Saturday, July 13, 2013

BGP Community Primer

I’m a big fan of BGP.  It is the one protocol for your network that enables services and evolves a cost-center into a value-center leading to a profit-center.  Will every network be used to generate a profit?  Nope, but that doesn’t mean that it has to continue to suck CapEx and OpEx funds without generating massive value.  If you need to move the network forward and create more value, then you better get familiar with BGP.  NOTE:  Value doesn’t mean profit.
BGP is an interesting beast.  By itself, it doesn’t work so well.  It is more like a facilitator, or broker, of routing information in the network.  It relies on IGPs to provide the necessary reachability information to reach other BGP speakers and to resolve the next-hops of distant networks.  It also carries higher level information that makes VPNs useable.  BGP is extensible and multiprotocol through its use of NLRIs (network layer reachability information).
I wanted to focus on one of the most versatile attributes of BGP – the community attribute.  Communities are a type of tag that is used to identify like prefixes as a single group.  The best parallel I can draw would be something similar to the residential community that you live in right now.  But that only tells part of the story.  You also may belong to the PTA, Scouting, or sports club.  These are communities too.  Just as people belong to different yet simultaneous communities, prefixes can belong to different and simultaneous communities.
Let’s breakdown some of the community types to get a better understanding of what they can be used for in your network.

Community Types

Well-Known Communities

Well known communities are the probably the most used community types used next to the standard user-defined communities.  There are three well-used well-known communities (RFC1997):
  • no-export - If you add this community to your prefixes, the prefix will not leave the autonomous system.  It can be shared within the current autonomous system (iBGP) however.
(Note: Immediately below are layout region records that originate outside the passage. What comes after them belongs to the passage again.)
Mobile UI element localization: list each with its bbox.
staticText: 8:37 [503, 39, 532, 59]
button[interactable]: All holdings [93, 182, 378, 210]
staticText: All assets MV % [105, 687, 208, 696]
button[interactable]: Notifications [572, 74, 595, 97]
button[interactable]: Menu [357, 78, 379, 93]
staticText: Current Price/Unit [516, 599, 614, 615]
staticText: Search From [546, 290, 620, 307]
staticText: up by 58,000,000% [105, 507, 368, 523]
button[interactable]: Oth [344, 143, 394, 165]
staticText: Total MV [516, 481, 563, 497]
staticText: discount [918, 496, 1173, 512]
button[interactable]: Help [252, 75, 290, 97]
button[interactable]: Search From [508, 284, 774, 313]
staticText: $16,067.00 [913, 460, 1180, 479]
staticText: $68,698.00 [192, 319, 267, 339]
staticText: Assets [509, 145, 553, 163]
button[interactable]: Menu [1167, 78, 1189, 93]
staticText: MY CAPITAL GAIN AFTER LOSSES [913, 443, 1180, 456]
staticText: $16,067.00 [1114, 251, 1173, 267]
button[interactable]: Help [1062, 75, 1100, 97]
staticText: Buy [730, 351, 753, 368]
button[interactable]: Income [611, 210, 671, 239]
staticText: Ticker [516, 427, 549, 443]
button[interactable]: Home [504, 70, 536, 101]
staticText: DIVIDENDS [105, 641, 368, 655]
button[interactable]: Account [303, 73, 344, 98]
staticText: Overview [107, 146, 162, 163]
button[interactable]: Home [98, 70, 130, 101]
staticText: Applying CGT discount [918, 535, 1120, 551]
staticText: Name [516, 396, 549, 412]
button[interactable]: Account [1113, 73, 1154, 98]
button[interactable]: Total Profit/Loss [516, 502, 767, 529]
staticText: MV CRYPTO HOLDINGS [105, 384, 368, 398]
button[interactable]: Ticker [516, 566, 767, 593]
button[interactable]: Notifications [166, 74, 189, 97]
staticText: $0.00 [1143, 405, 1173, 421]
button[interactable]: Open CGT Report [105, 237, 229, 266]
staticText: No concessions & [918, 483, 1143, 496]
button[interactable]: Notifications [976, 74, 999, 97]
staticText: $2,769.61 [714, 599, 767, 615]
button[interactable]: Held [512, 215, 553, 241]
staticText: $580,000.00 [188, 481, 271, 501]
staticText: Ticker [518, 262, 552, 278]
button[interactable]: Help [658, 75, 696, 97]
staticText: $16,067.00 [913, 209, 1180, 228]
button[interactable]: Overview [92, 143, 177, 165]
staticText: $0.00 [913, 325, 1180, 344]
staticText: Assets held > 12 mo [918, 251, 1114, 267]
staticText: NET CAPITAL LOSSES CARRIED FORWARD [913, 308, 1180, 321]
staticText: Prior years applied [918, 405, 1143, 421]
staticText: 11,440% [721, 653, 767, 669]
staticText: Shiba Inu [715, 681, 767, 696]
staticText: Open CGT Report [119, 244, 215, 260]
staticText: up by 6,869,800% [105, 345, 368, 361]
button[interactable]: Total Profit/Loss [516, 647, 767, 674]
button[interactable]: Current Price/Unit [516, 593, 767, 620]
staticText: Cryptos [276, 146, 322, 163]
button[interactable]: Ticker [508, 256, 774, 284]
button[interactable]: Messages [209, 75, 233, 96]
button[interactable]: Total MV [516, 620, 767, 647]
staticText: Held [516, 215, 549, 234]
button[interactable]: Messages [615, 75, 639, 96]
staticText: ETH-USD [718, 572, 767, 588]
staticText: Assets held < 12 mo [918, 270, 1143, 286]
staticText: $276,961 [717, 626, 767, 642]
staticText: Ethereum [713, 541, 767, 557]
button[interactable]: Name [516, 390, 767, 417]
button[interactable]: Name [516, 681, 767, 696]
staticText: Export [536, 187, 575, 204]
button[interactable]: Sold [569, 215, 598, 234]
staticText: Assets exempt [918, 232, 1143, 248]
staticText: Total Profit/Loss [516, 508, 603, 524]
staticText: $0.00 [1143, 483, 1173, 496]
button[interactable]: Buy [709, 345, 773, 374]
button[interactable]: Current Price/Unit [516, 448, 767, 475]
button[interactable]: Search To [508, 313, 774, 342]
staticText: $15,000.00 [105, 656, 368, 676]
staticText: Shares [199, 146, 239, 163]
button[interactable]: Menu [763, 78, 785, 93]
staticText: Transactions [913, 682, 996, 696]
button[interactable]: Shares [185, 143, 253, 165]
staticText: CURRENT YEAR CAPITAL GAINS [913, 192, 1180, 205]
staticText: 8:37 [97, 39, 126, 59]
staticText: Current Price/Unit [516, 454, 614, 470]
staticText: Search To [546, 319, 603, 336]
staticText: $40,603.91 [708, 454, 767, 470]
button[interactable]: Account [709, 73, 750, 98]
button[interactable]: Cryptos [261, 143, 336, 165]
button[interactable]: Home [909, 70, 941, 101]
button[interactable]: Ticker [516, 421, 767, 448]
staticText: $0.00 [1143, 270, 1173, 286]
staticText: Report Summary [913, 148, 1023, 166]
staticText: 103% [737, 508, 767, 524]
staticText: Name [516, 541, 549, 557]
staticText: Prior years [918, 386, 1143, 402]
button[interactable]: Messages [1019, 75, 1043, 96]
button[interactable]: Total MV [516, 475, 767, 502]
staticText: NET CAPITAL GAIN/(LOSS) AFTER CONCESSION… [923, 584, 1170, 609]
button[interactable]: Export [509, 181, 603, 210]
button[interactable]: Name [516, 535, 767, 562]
If you add this community to your eBGP advertisements, then the prefixes containing this community will not be advertised beyond the autonomous system you advertised the prefix into.
  • no-advertise - This community prevents the prefix from being advertised beyond the peer (iBGP or eBGP) you advertised it too.
  • no-export-subconfed - To prevent a prefix crossing a eBGP boundary including between confederation member AS.

Standard Communities:

Standard communities are the main work horses.  They are user-defined and extremely helpful in routing policy.  The standard community is four octets long and uses the nomenclature as-number:community-number - example: 65000:12345.  The format uses two octets on either side of the colon (:), giving 65535 possibilities for both the as-number and community number [0-65535]:[0-65535]

Extended Communities

Extended communities have a special purpose.  They are part well-known and part user-defined.  IANA maintains a list of BGP extended communities The format of the community is type:as-number:community-number.  The type field is usually predefined by one of the terms below:
  • Domain-ID - (RFC4577) Helps maintain OSPF information over L3VPN.  Used when the PE-CE protocol is OSPF.  Depending on domain-id match, OSPF routes can appear as type 5|7 externals or type 3 summaries. (domain:xxxxx:xxxxx).
  • Route Target - (RFC4360)The route target is used for MPLS VPNs (target:xxxxx:xxxxx).
  • Origin – (RFC4360) Useful for multihomed CEs to filter route advertisements and prevent the reintroduction of local routes back into source CE network.
  • Link Bandwidth - (IETF Draft) This community is used to share link bandwidth information from external autonomous system links.

Community Use

First, document your community structure before beginning.  This helps you put some thought and structure to the communities you will be using in your network.  It never hurts to plan before you implement.  I suggest creating a spreadsheet with your community definitions.
Examples:
  • 65000:100 – data center routes
  • 65000:101 – wan routes
  • 65000:102 – office networks
  • target:65000:1000-1999 – L3VPNs
  • target:65000:3000-3999 – Layer2 VPNs/VPLS
  • so-on-and-so-forth
Upstream provider community tips:
  • Providers may strip your communities.
  • You should remove any communities from your advertisements to other AS.
  • Providers may have a community structure for customer use.